Although on the paper uranium and plutonium oxides are almost completely evacuated by the human body when ingested, and that when inhaled in “small” amounts, they have not been proved to be lethal, it may cast some reasonable doubts when some official people get pneumonia or bronchitis during an exceptional warm autumn, and their place of work or residence happen to be reported as some of the hottest spots in Tokyo, and that they have visited extensively Fukushima and contaminated prefectures such as Iwate and Miyagi.
Fukushima Diary reported on October 1st that some of the worse hotspots were in found in the “mud in Diet” (0.5 uSv/h) and in front of the Imperial Palace (0.7 uSv/h). Natural background radiation is ten times less. In the same post, M. Mochizuki mentioned that Upper House President Takeo Nishioka (who died of pneumonia early Saturday) nearly fainted at the Diet, that he said that he was suffering from severe canker sore and that he could not sleep recently. Besides, M. Mochizuki reported that M. Nishioka sometimes lost his words at the Diet. Of course, we may dismiss any information or connection with Fukushima as M. Nishioka was already 75 years old and some hotter spots have been found since without any casualty reported. However, when 9 year-old Princess Aiko was taken to the hospital for a cold, I suspected that it was in fact a symptom of low radiation exposure, especially since she is young and therefore more sensitive. These days, the official version from the Imperial Household Agency (IHA) is that she, like M. Nishioka, caught pneumonia. The Diet and Imperial Palace are geographically close in Tokyo.
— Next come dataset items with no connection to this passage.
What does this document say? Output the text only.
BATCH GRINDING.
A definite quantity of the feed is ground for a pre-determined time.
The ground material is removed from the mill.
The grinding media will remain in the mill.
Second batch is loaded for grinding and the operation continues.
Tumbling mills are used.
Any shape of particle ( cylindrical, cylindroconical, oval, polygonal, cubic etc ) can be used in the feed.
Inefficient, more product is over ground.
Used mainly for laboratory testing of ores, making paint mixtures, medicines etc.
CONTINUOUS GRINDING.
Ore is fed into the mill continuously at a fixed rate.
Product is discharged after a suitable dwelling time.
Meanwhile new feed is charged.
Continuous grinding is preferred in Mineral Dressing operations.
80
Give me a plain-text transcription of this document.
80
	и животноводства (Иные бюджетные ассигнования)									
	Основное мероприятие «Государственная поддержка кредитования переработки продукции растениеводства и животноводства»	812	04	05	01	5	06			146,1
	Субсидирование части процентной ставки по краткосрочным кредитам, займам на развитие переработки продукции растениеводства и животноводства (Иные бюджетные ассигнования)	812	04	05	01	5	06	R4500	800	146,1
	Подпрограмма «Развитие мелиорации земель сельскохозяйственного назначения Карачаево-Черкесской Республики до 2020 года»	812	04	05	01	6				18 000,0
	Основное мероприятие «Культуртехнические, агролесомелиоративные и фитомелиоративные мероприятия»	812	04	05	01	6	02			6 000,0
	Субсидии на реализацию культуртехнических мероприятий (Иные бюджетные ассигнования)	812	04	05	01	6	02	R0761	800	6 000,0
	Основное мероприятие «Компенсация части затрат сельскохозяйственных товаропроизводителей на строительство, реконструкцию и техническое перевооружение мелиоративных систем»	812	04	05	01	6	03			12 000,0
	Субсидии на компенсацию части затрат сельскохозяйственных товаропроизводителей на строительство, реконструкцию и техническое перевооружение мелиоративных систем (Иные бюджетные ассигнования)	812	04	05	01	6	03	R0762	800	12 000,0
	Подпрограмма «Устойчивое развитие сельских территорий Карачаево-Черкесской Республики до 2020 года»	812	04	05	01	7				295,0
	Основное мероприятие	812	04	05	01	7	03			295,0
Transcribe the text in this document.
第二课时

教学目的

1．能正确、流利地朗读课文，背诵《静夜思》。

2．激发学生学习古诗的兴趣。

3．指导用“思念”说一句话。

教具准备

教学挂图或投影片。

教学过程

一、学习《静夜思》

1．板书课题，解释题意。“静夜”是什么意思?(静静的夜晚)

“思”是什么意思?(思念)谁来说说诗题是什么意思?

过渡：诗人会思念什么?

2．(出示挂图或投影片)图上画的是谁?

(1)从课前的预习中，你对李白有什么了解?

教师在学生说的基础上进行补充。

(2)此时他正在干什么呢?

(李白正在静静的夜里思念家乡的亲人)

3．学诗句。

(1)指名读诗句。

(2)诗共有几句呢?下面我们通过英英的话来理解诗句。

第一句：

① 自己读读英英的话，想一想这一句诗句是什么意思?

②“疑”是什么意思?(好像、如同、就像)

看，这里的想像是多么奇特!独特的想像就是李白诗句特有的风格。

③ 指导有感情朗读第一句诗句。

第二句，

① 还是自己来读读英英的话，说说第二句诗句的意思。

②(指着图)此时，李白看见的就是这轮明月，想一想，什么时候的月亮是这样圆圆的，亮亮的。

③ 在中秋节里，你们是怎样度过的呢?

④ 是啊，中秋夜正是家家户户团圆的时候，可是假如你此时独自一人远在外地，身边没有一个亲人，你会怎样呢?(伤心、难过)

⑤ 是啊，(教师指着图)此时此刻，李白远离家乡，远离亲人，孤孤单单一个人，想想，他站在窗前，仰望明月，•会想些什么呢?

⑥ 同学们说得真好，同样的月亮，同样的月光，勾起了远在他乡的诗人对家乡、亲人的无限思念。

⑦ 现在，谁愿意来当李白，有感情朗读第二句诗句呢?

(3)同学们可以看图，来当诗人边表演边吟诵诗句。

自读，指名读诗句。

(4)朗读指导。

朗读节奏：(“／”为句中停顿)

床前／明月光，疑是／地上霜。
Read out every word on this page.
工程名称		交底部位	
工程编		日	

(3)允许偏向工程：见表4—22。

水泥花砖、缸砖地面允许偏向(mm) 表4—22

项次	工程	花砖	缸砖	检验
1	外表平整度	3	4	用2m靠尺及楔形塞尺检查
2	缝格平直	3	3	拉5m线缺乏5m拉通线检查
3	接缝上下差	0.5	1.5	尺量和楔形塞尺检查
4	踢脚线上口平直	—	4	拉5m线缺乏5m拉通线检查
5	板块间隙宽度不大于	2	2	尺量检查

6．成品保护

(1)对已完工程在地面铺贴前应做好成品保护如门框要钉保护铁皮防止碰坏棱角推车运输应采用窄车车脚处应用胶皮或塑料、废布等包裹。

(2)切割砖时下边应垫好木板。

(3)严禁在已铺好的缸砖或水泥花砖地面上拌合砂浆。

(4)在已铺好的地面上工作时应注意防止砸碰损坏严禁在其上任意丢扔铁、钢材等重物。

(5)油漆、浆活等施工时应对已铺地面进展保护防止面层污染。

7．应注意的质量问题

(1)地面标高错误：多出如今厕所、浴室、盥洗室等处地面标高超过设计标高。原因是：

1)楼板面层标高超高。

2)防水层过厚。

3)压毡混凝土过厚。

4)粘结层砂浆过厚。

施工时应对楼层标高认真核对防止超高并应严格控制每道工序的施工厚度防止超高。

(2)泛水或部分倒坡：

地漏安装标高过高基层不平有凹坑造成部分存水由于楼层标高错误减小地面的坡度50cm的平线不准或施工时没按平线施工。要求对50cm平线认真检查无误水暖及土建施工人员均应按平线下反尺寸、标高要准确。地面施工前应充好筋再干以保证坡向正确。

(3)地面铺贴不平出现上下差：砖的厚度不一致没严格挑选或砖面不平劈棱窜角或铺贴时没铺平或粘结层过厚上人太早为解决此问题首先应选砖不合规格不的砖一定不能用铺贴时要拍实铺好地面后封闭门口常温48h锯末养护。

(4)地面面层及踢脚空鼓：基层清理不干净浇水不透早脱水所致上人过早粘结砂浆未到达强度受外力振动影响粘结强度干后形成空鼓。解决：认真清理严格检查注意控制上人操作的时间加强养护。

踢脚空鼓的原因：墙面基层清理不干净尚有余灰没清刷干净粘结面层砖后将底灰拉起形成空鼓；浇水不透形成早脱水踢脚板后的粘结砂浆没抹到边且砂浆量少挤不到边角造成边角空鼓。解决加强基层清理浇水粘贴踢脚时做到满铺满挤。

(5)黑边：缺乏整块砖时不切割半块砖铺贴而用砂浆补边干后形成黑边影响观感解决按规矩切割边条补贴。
Although I hope that, now that she has left the hospital, she will live on healthily, I would not be surprised if the IHA announced some “unexpected” complications. The members of the Imperial Family must be exemplary and the Imperial couple visited Fukushima, Iwate and Miyagi two months after the nuclear disaster. Now, Emperor Akihito, who has “a fever due to a cold”, contracted bronchitis and had to go to the hospital. His immune system seems weakened, as “he appears to be fatigued and has lost some resistance to fight his illness” – which can be caused by a number of afflictions, including low-level radiation exposure, exacerbated by his old age (77). When he will die, it could be a signal for the Japanese Self-Defense Force to start a coup (Cf. Risk Of Coup In Japan? in SurvivalJapan). It would be quite a scandal if the Emperor was to become the victim of TEPCO and the government, the final straw that could very well serve as an excuse for the ultra-nationalist militaries to grab power.
These speculations will need to stand the test of time but I would not be surprised if the number of lung / respiratory diseases spiked, in of course a “non-Fukushima related” yet potentially lethal fashion in weeks to come, especially when officials or public figures are involved. After all, in the United States, “heart attack” is often a code name for drug overdose for this population, so pneumonia, bronchitis and, why not, severe asthma could become the same for radionuclide-induced cancers and acute poisoning (once in lungs, they move on into blood).
Update: Japan Times reported in April that pneumonia cases were on the rise in Tohoku, with a number of patients five to six times higher than the previous year at the same time.